Coretta King

Viúva de Martin Luther King e, assim como ele, defensora de uma hiper-questionável perspectiva de “mudança social sem violência”, Coretta morreu no dia 31 de janeiro, depois de dedicar quase toda sua vida à preservação da memória do marido e à luta pelos Morta aos 78 anos de idade, Coretta King teve sua vida marcada pelo racismo, pela luta pelos direitos civis e, acima de tudo, pelo legado de seu marido, o reverendo Martin Luther King Jr., assassinado a tiros em 1968.

Coretta nasceu em 27 de abril de 1927, na miserável zona rural do racista estado do Alabama, onde ela cresceu colhendo algodão e trabalhando em serviços domésticos. Ainda na infância viu sua casa incendiada por racistas e conviveu, cotidianamente, com o discriminação e a violência racial, como ela relatou em sua autobiografia “Minha vida com Martin Luther King Jr.”: “Todo sábado eu ficava sabendo que um homem negro havia sido espancado e nada fora feito em relação a isto”.
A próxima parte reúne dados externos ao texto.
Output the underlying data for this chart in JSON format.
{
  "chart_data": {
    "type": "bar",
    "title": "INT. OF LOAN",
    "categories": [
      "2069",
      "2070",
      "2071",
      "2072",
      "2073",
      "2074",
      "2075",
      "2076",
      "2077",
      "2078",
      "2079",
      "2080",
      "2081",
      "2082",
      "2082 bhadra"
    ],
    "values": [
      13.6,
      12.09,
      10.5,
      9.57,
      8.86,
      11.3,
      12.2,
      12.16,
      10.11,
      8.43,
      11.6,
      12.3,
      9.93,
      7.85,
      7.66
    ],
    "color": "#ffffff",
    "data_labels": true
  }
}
Seu casamento com Luther King aconteceu em 1953 e, apesar de sempre ter assumido um papel maior nos bastidores, ela esteve presente em todos as grandes manifestações do movimento pelos direitos civis, tendo também participado de importantes eventos relacionados aos direitos das mulheres e contra a Guerra do Vietnã.

Depois do assassinato de seu marido (em 4 de abril de 1968), Coretta (mãe de quatro filhos pequenos, na época) dedicou-se quase que integralmente à preservação de sua memória, liderando o movimento para criar um feriado em sua homenagem (que, desde 1983, é celebrado na terceira segunda-feira de janeiro, data próxima ao nascimento de Luther King – 15 de janeiro de 1929) e à construção de um memorial, o “Centro Martin Luther King Jr. Para a Mudança Social sem Violência”.

Uma mulher de fibra
Apesar de, aparentemente, ter vivido na sombra de Luther King, Coretta foi uma mulher de posicionamentos firmes. Sua postura independente ficou explícita na época de seu casamento quando, para a surpresa de amigos e familiares, ela exigiu que a promessa de obedecer ao marido fosse retirada dos votos de casamento.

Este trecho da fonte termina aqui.